Gdy opadnie kurz po umowach z wydawcami OpenAI, pozostaje kilka kluczowych pytań:
- Czy takie transakcje powinny podlegać większej kontroli regulacyjnej ze względu na ich potencjał tłumienia konkurencji na rozwijającym się rynku sztucznej inteligencji?
- Czy serwisy informacyjne powinny otrzymywać rekompensatę finansową za zamieszczane treści, gdy są wykorzystywane do szkolenia komercyjnych systemów sztucznej inteligencji?
- W jaki sposób możemy zapewnić, że wiadomości generowane przez sztuczną inteligencję będą wyraźnie oznakowane i przypisane, co umożliwi publiczną ocenę pod kątem dokładności i potencjalnych stronniczości?

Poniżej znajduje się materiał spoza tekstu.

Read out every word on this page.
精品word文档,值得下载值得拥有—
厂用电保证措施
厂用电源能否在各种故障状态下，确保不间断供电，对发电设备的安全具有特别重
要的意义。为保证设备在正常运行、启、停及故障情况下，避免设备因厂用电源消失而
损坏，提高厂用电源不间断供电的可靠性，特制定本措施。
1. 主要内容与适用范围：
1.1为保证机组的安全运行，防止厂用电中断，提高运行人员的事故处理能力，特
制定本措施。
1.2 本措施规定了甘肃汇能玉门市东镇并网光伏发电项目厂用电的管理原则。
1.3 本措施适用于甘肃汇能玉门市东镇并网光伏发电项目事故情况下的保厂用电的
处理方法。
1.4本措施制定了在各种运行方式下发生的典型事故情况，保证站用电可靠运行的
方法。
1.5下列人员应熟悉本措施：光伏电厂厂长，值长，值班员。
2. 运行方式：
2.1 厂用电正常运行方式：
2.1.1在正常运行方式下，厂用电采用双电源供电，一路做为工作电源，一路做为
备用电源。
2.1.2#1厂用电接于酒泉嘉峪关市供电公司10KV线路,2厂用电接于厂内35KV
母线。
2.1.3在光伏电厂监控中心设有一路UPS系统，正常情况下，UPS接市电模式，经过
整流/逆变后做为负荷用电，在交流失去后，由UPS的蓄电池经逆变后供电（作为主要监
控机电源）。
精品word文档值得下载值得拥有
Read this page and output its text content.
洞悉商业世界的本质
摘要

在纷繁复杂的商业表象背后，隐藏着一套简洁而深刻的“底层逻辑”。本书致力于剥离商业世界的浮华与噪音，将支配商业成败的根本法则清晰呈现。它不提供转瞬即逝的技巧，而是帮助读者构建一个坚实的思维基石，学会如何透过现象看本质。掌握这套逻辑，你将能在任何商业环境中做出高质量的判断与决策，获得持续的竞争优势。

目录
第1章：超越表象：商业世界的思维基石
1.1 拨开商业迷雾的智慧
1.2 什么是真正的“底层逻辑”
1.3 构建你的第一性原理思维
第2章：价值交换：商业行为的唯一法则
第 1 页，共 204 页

- W jaki sposób redakcje mogą znaleźć równowagę między wykorzystaniem potencjału sztucznej inteligencji przy jednoczesnym przestrzeganiu standardów etycznych i ochronie podstawowej roli dziennikarzy?
Ścieżka, jaką sztuczna inteligencja przemierza branżę informacyjną, zadecyduje, czy będzie ona służyć jako narzędzie wzmacniania dziennikarstwa, czy też osłabiania go. Oferty OpenAI są na rozdrożu.
Wybory dokonywane obecnie przez tytanów technologii, redakcje i całe społeczeństwo ukształtują naturę informacji, które konsumujemy, i ostatecznie kto to kontroluje.
Autor wyróżnionego obrazu: Petra/Pixabay.